Now we have created the operatore for J_z.. In principle we can create an operator for any combination of |J'm'><J,m|. Now lets see what happens weh nwe rotate the operator in which the states are weighted by the angular momentum characteristics. We choose to label the new operator $$T^{(1)}_{(2)}(3,4)$$ by the following indicie.

$k=J+J'$ The Total Angular Momentum

$Q=m'-m$ The difference in M values

$J$ The initial and

$J'$ the final angular momentum.

$T^{(k)}_{(Q)}(J,J')=\sqrt{2k+1}\sum_{m,m'}(-1)^{J'-m'} \begin{pmatrix} J'&J&k\\m'&-m&-Q\end{pmatrix}|J',m'><J,m|$

To rotate this operator we must left multiply by $$D(\alpha, \beta, \gamma)$$ and right multiple by $$D(\alpha, \beta, \gamma)^{\dagger}$$ . This corresponds the rotation of the final and initial states.

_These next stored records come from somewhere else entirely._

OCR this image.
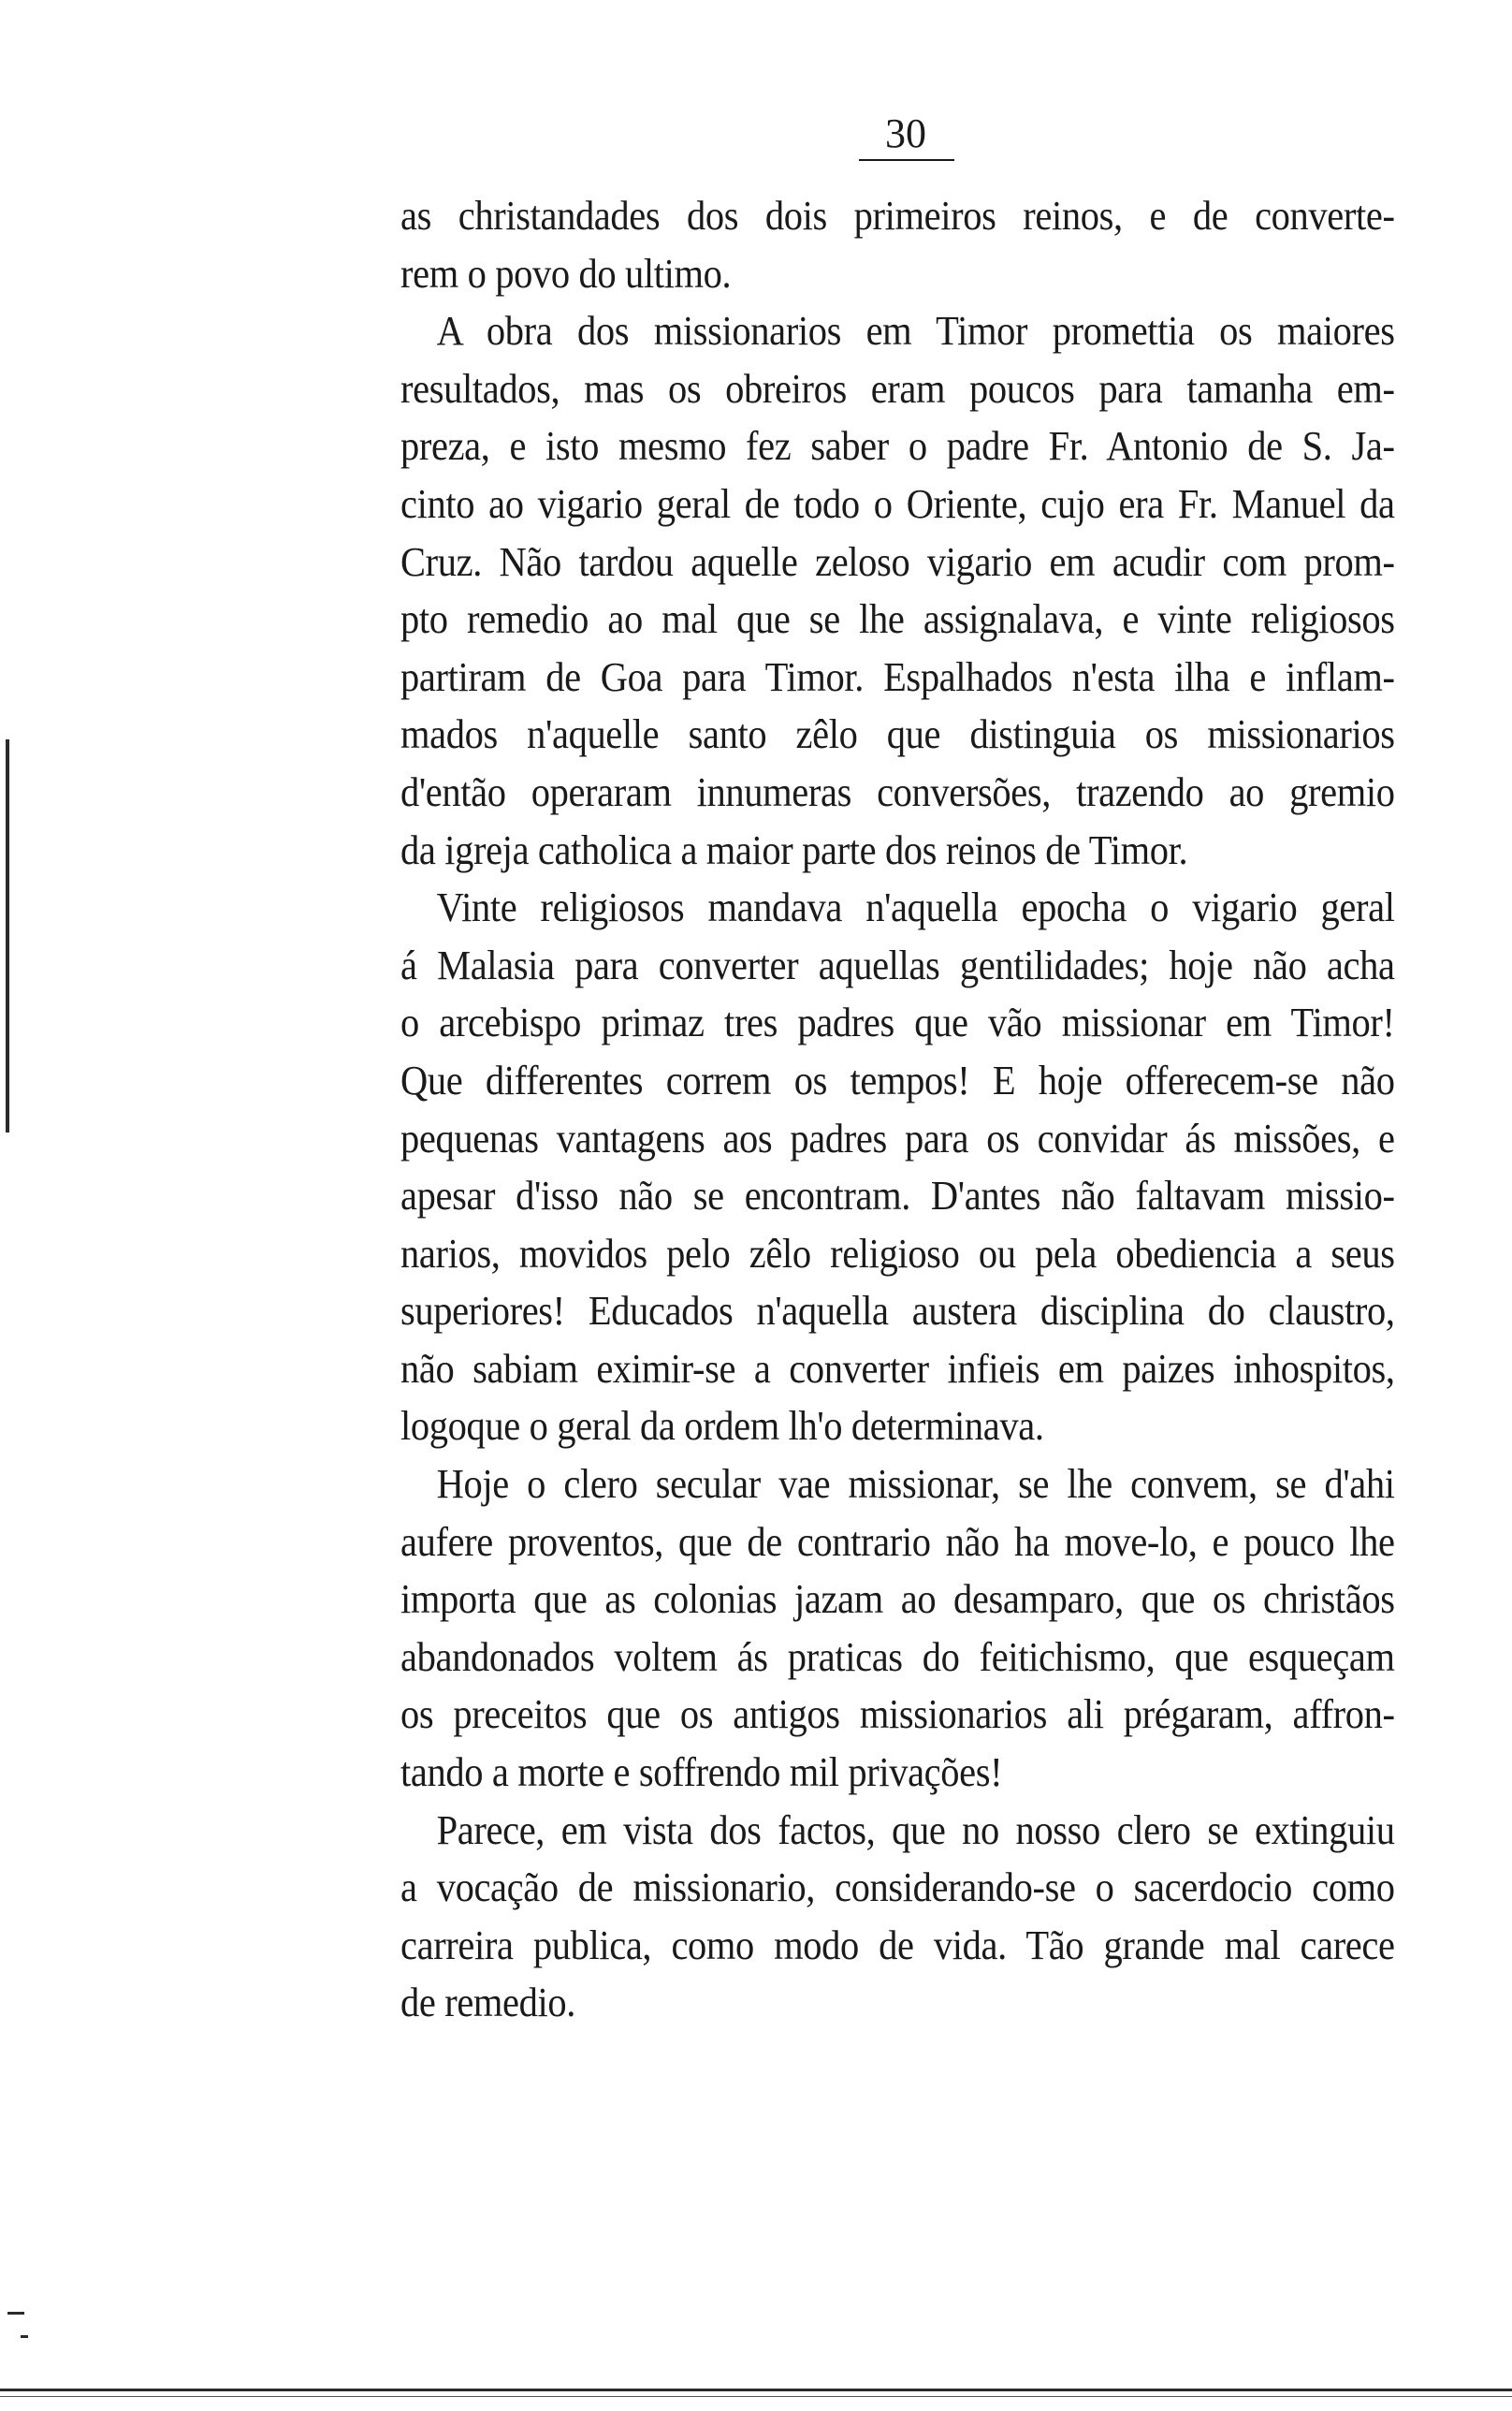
30
as christandades dos dois primeiros reinos, e de converte-
rem o povo do ultimo.
A obra dos missionarios em Timor promettia os maiores
resultados, mas os obreiros eram poucos para tamanha em-
preza, e isto mesmo fez saber o padre Fr. Antonio de S. Ja-
cinto ao vigario geral de todo o Oriente, cujo era Fr. Manuel da
Cruz. Não tardou aquelle zeloso vigario em acudir com prom-
pto remedio ao mal que se lhe assignalava, e vinte religiosos
partiram de Goa para Timor. Espalhados n'esta ilha e inflam-
mados n'aquelle santo zêlo que distinguia os missionarios
d'então operaram innumeras conversões, trazendo ao gremio
da igreja catholica a maior parte dos reinos de Timor.
Vinte religiosos mandava n'aquella epocha o vigario geral
á Malasia para converter aquellas gentilidades; hoje não acha
o arcebispo primaz tres padres que vão missionar em Timor!
Que differentes correm os tempos! E hoje offerecem-se não
pequenas vantagens aos padres para os convidar ás missões, e
apesar d'isso não se encontram. D'antes não faltavam missio-
narios, movidos pelo zêlo religioso ou pela obediencia a seus
superiores! Educados n'aquella austera disciplina do claustro,
não sabiam eximir-se a converter infieis em paizes inhospitos,
logoque o geral da ordem lh'o determinava.
Hoje o clero secular vae missionar, se lhe convem, se d'ahi
aufere proventos, que de contrario não ha move-lo, e pouco lhe
importa que as colonias jazam ao desamparo, que os christãos
abandonados voltem ás praticas do feitichismo, que esqueçam
os preceitos que os antigos missionarios ali prégaram, affron-
tando a morte e soffrendo mil privações!
Parece, em vista dos factos, que no nosso clero se extinguiu
a vocação de missionario, considerando-se o sacerdocio como
carreira publica, como modo de vida. Tão grande mal carece
de remedio.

$D(\alpha, \beta, \gamma)T^{(k)}_{(Q)}(J,J')(D(\alpha, \beta, \gamma)^{\dagger}=\sqrt{2k+1}\sum_{m,m',n,n'}(-1)^{J'-m'} \begin{pmatrix} J'&J&k\\ m'&-m&-Q\end{pmatrix} D(\alpha, \beta, \gamma)^{(J)}_{n',m} D(\alpha, \beta, \gamma)^{(J)\dagger}_{m,n} |J',m'><J,m|$

where

$D^{J_1}(\alpha, \beta, \gamma) D^{J_2}(\alpha, \beta, \gamma)^{\dagger}=\sum_{J,m,m'} (2J+1) \begin{pmatrix} j_1&j_2&J\\m_1'&M_2'&-m'\end{pmatrix} \begin{pmatrix} j_1&j_2&J\\m_1&M_2&-m\end{pmatrix}(-1)^{m'-m} D(\alpha, \beta, \gamma)^{(J)}_{-m',m}$

which simplifies the previous equation to

$D(\alpha, \beta, \gamma)T^{(k)}_{(Q)}(J,J')(D(\alpha, \beta, \gamma)^{\dagger}=\sqrt{2k+1}\sum_{n',n,q}(-1)^{J'-n'} \begin{pmatrix} J'&J&k\\n'&-n&-q\end{pmatrix} D_{qQ}^{(k)}(\alpha, \beta, \gamma)|J',n'><J,n|$

which is really $$T^{(k)}_{(Q)}(J,J')$$ with Q replaced by q and m',m with n',n or

$D(\alpha, \beta, \gamma)T^{(k)}_{(Q)}(J,J')(D(\alpha, \beta, \gamma)^{\dagger}=\sum_q D_{qQ}^{(k)}(\alpha, \beta, \gamma)T^{(k)}_{(q)}(J,J')$

This is a very unique property of these operators! Rotation of one operator produces another operator that is weighted by $$D_{qQ}^{(k)}(\alpha, \beta, \gamma)$$. It is now trivial to create analytical solutions as $$D_{mm'}^{(J)}(\alpha, \beta, \gamma)$$ are known.